Richard Duval (Tapis Venture)

« L’élection de Donald Trump m’a amené à réfléchir à des points par rapport au leadership de nos gouvernements », avoue le président de Tapis Venture, Richard Duval.

Localisée à Saint-Georges, cette entreprise est experte dans la conception et la fabrication de recouvrement de sol en textile. Selon l’homme d’affaires, M. Trump a longtemps soulevé des points qu’il reprochait au Canada.

Comment, nous au pays, en sommes-nous rendus là ? Les valeurs que le président américain prône sont des frontières mieux surveillées, c’est-à-dire de contrôler les immigrants illégaux, combattre le trafic de drogue, particulièrement le fentanyl, et dépenser davantage dans la défense du pays, notamment auprès de l’Organisation du traité de l’Atlantique Nord (OTAN).

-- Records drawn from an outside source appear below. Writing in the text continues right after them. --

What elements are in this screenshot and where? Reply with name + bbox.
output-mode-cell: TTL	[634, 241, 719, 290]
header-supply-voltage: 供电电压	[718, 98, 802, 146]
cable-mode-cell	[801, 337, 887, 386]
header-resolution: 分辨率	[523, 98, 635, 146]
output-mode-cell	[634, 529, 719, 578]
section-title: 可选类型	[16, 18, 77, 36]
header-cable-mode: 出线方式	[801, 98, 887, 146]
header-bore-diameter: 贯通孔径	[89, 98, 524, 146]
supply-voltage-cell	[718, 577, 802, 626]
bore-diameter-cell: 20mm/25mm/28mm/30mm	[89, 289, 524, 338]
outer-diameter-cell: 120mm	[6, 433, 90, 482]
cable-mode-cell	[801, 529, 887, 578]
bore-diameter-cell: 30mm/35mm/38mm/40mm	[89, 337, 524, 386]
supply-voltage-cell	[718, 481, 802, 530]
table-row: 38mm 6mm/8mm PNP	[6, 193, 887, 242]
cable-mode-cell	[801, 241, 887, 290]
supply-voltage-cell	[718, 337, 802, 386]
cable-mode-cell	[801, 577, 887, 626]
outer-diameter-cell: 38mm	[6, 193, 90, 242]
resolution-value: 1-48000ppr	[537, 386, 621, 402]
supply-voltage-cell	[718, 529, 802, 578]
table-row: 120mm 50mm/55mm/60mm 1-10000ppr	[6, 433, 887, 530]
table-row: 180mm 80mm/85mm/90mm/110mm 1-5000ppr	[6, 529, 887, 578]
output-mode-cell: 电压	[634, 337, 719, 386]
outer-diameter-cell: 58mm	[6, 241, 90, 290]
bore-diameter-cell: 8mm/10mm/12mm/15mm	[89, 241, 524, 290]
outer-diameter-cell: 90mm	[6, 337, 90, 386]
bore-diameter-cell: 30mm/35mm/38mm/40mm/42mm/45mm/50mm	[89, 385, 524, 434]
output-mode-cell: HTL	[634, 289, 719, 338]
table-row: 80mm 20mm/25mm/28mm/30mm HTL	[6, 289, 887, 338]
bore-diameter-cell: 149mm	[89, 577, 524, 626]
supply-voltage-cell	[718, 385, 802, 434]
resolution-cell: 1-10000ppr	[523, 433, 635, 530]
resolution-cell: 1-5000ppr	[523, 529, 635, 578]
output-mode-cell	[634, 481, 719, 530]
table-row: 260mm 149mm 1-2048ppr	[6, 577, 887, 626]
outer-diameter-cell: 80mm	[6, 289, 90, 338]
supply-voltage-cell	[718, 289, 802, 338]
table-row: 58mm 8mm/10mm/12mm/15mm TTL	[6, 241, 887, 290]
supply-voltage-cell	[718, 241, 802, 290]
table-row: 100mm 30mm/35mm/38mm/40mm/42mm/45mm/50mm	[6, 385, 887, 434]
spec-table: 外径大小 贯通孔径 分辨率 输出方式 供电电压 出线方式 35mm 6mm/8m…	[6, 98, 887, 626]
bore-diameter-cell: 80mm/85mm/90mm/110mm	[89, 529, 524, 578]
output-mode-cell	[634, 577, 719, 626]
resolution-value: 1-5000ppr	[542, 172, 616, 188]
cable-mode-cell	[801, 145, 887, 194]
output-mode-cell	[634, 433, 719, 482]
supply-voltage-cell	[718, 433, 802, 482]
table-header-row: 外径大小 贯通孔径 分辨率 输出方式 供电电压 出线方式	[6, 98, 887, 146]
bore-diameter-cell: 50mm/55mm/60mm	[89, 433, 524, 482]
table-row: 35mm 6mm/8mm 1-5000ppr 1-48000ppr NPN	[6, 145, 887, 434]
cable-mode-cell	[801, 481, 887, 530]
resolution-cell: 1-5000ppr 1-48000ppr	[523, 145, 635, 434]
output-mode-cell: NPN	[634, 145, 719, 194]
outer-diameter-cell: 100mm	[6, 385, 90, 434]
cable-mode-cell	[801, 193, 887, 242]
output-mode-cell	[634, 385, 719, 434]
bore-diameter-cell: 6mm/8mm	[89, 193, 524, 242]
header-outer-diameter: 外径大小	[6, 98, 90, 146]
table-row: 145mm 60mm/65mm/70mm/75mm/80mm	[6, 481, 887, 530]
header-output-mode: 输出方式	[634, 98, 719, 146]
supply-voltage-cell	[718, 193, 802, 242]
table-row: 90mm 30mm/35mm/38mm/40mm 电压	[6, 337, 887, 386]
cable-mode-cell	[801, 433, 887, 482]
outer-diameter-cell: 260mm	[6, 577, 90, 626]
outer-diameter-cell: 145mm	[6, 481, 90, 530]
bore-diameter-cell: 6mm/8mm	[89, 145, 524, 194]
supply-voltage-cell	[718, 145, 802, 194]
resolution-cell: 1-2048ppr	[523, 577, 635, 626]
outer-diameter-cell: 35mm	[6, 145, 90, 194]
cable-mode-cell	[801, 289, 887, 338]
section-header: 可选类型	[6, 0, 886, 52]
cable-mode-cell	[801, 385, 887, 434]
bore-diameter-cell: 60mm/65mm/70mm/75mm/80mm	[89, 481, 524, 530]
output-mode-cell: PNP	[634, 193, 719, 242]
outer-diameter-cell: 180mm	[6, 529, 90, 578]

« Ces éléments-là, d’après le gouvernement américain, ne sont pas adéquats. Soit qu’on n’a pas bien passé notre message ou bien on n’a vraiment pas fait ce qu’on devait faire. »

Ces constats amènent l’entrepreneur beauceron à se demander qui est le leader au Canada en ce moment. « À un moment clé dans l’histoire économique du pays, nous sommes orphelins à l’échelle nationale. »

M. Duval se demande ce que le Canada peut faire, comme promouvoir l’achat ici, éliminer les barrières interprovinciales et favoriser nos entreprises lors des appels d’offres par des critères spécifiques.

En conclusion, un même message est partagé par les trois hommes d’affaires, on doit se tenir debout. Tout en reconnaissant que nous vivons dans une économie intégrée nord-américaine, ces entrepreneurs beaucerons souhaitent que le Canada devienne plus indépendant dans ses relations commerciales. Et surtout, d’avoir une solidarité en Beauce, au Québec et au Canada.